Hochtemperaturextruder für Hochleistungskunststoffe
Extruder
Dongguan Baier Plastic erweitert seine Kapazitäten für Hochleistungskunststoffe mit drei »ZSK Mc18«-Hochtemperatur-Doppelschneckenextrudern von Coperion. Die Anlagen sind für Schmelzetemperaturen bis 450 °C ausgelegt und unterstützen eine stabile Compoundierung.

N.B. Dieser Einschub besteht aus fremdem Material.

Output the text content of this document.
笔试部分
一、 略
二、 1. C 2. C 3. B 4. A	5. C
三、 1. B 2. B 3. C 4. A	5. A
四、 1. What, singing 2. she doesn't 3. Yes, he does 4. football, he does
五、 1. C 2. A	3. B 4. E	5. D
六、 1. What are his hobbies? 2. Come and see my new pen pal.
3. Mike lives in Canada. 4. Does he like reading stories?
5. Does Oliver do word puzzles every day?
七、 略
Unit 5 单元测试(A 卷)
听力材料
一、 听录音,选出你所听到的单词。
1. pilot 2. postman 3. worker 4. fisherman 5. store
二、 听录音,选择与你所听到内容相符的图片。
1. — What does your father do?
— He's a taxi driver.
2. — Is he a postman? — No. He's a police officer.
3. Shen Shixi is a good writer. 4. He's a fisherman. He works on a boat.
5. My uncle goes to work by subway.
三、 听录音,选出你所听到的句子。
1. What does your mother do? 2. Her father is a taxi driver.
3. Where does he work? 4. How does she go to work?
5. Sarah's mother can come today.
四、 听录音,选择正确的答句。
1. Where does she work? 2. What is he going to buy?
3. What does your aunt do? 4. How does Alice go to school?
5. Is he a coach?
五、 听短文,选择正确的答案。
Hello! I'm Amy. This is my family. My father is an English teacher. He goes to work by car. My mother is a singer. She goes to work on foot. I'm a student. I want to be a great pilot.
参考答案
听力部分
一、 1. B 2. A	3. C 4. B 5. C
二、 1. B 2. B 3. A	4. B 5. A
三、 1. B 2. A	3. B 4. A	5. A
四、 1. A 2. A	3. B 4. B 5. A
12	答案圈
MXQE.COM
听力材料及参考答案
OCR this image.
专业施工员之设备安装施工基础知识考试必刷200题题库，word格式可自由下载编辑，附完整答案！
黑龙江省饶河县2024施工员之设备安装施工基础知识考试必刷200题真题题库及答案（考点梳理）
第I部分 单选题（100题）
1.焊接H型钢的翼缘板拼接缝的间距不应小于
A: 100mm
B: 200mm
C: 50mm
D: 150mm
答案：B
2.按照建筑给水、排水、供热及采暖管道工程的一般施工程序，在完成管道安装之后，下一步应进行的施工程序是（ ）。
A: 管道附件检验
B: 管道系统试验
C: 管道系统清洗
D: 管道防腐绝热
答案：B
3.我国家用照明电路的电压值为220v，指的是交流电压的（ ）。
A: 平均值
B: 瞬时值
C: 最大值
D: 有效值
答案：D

Der chinesische Anbieter für technische Hochleistungskunststoffe, Dongguan Baier Plastic, erwirbt drei Hochtemperatur-Doppelschneckenextruder (Bild: Coperion).
Zur Erweiterung der Kapazitäten erweitert Dongguan Baier Plastic seine Produktionskapazitäten um drei Hochtemperatur-Doppelschneckenextruder des Typs »ZSK Mc18« von Coperion. Die Anlagen sind für Werkstoffe wie PA6/PA66, PEEK, PEI, PAI, PPS, PPO, PPA, PA9T, PA10T, LCP und PA46 vorgesehen, die etwa in der Automobilindustrie, in der Elektro- und Elektronikbranche sowie im Maschinenbau eingesetzt werden.
Hochleistungskunststoffe müssen ihre mechanischen Eigenschaften auch bei Temperaturen von mehr als 400 °C über längere Zeiträume behalten. Entsprechend anspruchsvoll ist ihre Herstellung: Die eingesetzte Extrusionstechnik muss hohe Prozesstemperaturen sicher beherrschen, die Schmelze produktschonend aufbereiten und zugleich hohe Durchsätze ermöglichen.
Auslegung für hohe Schmelzetemperaturen
Die Verfahrensteile der drei Compounder wurden mechanisch und elektrisch für Schmelzetemperaturen bis 450 °C ausgelegt. Leistungsfähige Heizpatronen und wirksame Wärmeisolierungen halten die erforderlichen Temperaturen konstant. Für die Aufbereitung der hochviskosen Kunststoffe sind die Doppelschnecken individuell konfiguriert.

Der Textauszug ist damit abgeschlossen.